Enelerai Women Dairy Cooperative Society started in the year 2009 as a community based organisation with 46 litres of milk but today buys 3,000 litres daily.
Enelerai in the local Maasai dialect means Acacia tree and the group chose the name as it resonates well with their lives which like the acacia which withers in the scorching sun, they also endured a grueling journey from charcoal trade to the now booming milk business.
According to their Director Richard Lang’at, the only man in the women-owned group, milk trade and small-scale dairy farming has turned lives around in the community.

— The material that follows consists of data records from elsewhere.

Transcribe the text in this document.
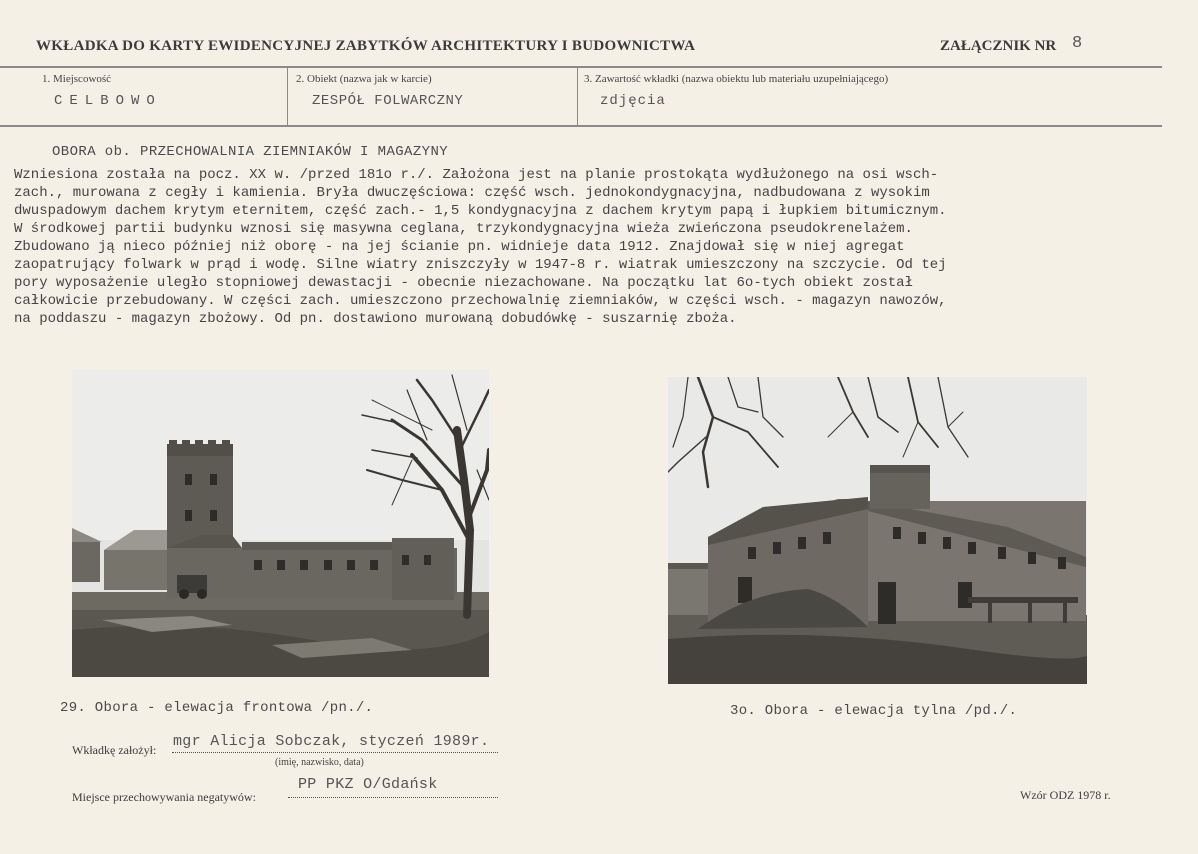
WKŁADKA DO KARTY EWIDENCYJNEJ ZABYTKÓW ARCHITEKTURY I BUDOWNICTWA	ZAŁĄCZNIK NR 8
1. Miejscowość
CELBOWO
2. Obiekt (nazwa jak w karcie)
ZESPÓŁ FOLWARCZNY
3. Zawartość wkładki (nazwa obiektu lub materiału uzupełniającego)
zdjęcia
OBORA ob. PRZECHOWALNIA ZIEMNIAKÓW I MAGAZYNY
Wzniesiona została na pocz. XX w. /przed 181o r./. Założona jest na planie prostokąta wydłużonego na osi wsch-
zach., murowana z cegły i kamienia. Bryła dwuczęściowa: część wsch. jednokondygnacyjna, nadbudowana z wysokim
dwuspadowym dachem krytym eternitem, część zach.- 1,5 kondygnacyjna z dachem krytym papą i łupkiem bitumicznym.
W środkowej partii budynku wznosi się masywna ceglana, trzykondygnacyjna wieża zwieńczona pseudokrenelażem.
Zbudowano ją nieco później niż oborę - na jej ścianie pn. widnieje data 1912. Znajdował się w niej agregat
zaopatrujący folwark w prąd i wodę. Silne wiatry zniszczyły w 1947-8 r. wiatrak umieszczony na szczycie. Od tej
pory wyposażenie uległo stopniowej dewastacji - obecnie niezachowane. Na początku lat 6o-tych obiekt został
całkowicie przebudowany. W części zach. umieszczono przechowalnię ziemniaków, w części wsch. - magazyn nawozów,
na poddaszu - magazyn zbożowy. Od pn. dostawiono murowaną dobudówkę - suszarnię zboża.
29. Obora - elewacja frontowa /pn./.	3o. Obora - elewacja tylna /pd./.
Wkładkę założył: mgr Alicja Sobczak, styczeń 1989r.
(imię, nazwisko, data)
Miejsce przechowywania negatywów:
PP PKZ O/Gdańsk
Wzór ODZ 1978 r.
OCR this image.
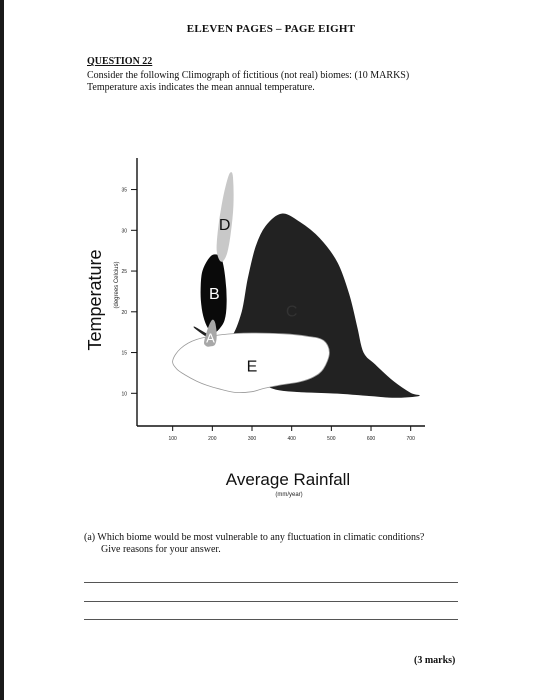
ELEVEN PAGES – PAGE EIGHT
QUESTION 22
Consider the following Climograph of fictitious (not real) biomes: (10 MARKS)
Temperature axis indicates the mean annual temperature.
C
E
B
D
A
10
15
20
25
30
35
100	200	300	400	500	600	700
Temperature (degrees Celcius)
Average Rainfall
(mm/year)
(a) Which biome would be most vulnerable to any fluctuation in climatic conditions?
Give reasons for your answer.
(3 marks)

Before the women ventured into dairy farming, their lives were difficult as a result of the charcoal trade most were involved in. They would wake up at ungodly hours, leave home while their children are asleep then trek for many kilometres away from home in search of charcoal to sell.
It was often a torturous journey that saw some of them killed, some gave birth by the roadside, some lost their children and not forgetting the negative environmental effects posed by charcoal burning.
These challenges caused ripple effects in the lives of these Narok West residents, which forced them to think of an alternative occupation.
“As women, we’d had enough of the suffering we were forced to endure in order to feed our families. We convened a meeting as three women and begun to map out a way to change our lives,” the group’s founder and chairperson, Esther Tuiya, says.
She says they came up with the idea of buying milk then selling because none of them had a cow. They started by contributing Sh50 then later increased the amount to Sh500 then Sh1,000 before later registering the cooperative society.
“Poverty had hit us hard. None of us imagined that women could do something and get their own money but today, I go to the bank and do not fear taking Sh1 million loan for our society unlike before when keeping even just Sh1,000 was hard,” she says.
Due to increase in milk supply to the dairy cooperative, Lang’at says they aspire to acquire another milk cooler to enable them expand their business hoping that by then the community will have ventured into commercial dairy farming.